Con la supresión del «yo» hemos conseguido la tranquilidad de la mente. Pero no basta. Necesitamos derivar las energías liberadas y cristalizarlas en el amor y la unidad. El Sermón de la Montaña, en sus primeros tramos, despliega el programa del despojarse; y posteriormente, en sus instancias decisivas, nos entrega el proyecto del darse.
La única muralla de separación entre el otro y yo es el «yo». Al afirmarse en sí mismo y por sí mismo, el » yo » se siente distinto y, de alguna manera, opuesto a lo que no es él. De esta oposición nace una suerte de tensión o dialéctica, acompañada de un cierto sentimiento de inquietud. En definitiva, se produce algo parecido a un conflicto dualista, cosa que desaparece en cuanto es derribada esa muralla.
En cuanto el hombre se siente ligado y abrazado a sí mismo, diferente y opuesto a los demás, le nace automáticamente la inseguridad, por el hecho de encontrarse solitario; y, a la inversa, al desligarse de sí mismo y dejarse arrastrar por la corriente universal, se siente inmerso en la unidad con todos los seres, encontrando seguridad y armonía.
Ya no existen el sujeto y el objeto como polos opuestos; desaparece también la dicotomía yo-tú, yo-mundo. Y, en este momento, al perder los seres vivos (sobre todo el hombre) sus perfiles diferenciantes, el hombre se siente emparentado con todos los seres en su realidad última y acaba por instalarse en una común-unidad con todos en la más entrañable fraternidad. Es la experiencia de la unidad universal. Que sean uno.
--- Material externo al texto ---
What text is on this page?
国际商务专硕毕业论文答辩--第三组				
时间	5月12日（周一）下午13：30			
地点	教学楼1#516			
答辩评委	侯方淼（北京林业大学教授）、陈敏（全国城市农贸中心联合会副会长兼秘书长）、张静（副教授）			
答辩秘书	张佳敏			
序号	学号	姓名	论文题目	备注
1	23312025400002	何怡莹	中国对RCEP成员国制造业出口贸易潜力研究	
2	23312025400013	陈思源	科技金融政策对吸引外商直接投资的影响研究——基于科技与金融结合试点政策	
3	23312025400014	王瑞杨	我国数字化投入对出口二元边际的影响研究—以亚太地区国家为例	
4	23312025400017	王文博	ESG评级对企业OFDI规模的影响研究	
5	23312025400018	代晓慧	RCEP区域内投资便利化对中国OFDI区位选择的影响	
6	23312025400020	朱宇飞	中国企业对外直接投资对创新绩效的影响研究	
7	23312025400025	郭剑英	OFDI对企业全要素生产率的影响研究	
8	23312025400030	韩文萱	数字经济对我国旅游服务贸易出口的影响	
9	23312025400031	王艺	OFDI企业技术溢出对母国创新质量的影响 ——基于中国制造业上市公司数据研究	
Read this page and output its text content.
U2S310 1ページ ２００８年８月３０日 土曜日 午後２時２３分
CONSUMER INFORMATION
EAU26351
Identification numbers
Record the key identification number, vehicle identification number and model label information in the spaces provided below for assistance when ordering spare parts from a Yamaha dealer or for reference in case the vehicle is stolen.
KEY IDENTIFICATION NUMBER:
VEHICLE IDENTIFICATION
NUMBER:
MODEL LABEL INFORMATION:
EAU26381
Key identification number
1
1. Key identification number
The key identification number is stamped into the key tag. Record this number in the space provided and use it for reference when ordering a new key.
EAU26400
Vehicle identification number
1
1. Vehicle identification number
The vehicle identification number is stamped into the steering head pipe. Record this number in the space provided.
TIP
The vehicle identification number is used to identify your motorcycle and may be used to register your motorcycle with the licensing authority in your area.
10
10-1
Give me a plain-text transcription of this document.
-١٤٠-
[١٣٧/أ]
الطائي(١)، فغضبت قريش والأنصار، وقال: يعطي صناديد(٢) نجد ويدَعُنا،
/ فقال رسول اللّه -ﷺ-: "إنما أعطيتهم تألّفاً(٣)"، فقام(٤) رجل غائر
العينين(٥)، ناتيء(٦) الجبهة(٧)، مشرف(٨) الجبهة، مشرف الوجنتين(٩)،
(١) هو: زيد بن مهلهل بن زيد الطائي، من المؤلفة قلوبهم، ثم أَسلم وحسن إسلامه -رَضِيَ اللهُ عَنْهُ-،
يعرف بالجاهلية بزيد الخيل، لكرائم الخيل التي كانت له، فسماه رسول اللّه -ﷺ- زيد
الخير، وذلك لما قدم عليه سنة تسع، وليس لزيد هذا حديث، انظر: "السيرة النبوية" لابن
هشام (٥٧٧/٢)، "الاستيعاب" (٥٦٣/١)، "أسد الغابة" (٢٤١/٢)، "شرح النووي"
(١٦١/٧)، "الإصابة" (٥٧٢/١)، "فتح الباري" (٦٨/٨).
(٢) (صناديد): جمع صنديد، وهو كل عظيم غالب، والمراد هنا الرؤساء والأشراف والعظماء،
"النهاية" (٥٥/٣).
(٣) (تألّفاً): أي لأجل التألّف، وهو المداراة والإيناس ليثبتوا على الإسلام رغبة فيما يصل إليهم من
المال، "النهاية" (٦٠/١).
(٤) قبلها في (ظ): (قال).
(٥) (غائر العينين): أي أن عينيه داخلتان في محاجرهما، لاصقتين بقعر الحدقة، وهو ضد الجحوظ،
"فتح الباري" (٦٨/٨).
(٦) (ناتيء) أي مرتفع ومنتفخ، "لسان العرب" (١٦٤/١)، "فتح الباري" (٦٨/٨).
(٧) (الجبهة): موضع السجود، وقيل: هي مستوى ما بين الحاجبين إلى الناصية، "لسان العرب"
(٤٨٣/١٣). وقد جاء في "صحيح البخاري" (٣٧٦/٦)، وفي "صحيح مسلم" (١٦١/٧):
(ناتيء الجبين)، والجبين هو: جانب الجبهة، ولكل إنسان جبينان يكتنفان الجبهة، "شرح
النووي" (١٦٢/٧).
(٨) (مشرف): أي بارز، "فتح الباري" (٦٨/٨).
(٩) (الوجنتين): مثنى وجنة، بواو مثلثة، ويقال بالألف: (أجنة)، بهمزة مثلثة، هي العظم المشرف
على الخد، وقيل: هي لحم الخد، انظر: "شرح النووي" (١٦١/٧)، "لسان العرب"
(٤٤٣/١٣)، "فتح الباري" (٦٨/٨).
Es más que amor. En el amor, una persona ama a otra persona. Pero en esta experiencia los dos sujetos acaban por sentirse uno parte del otro, como en una empatia cósmica, hasta llegar a sentir las cosas del otro como si fueran propias. Es obvio que en este contexto no caben rivalidades ni envidias.
Del libro “Del sufrimiento a La Paz” de padre Ignacio Larrañaga.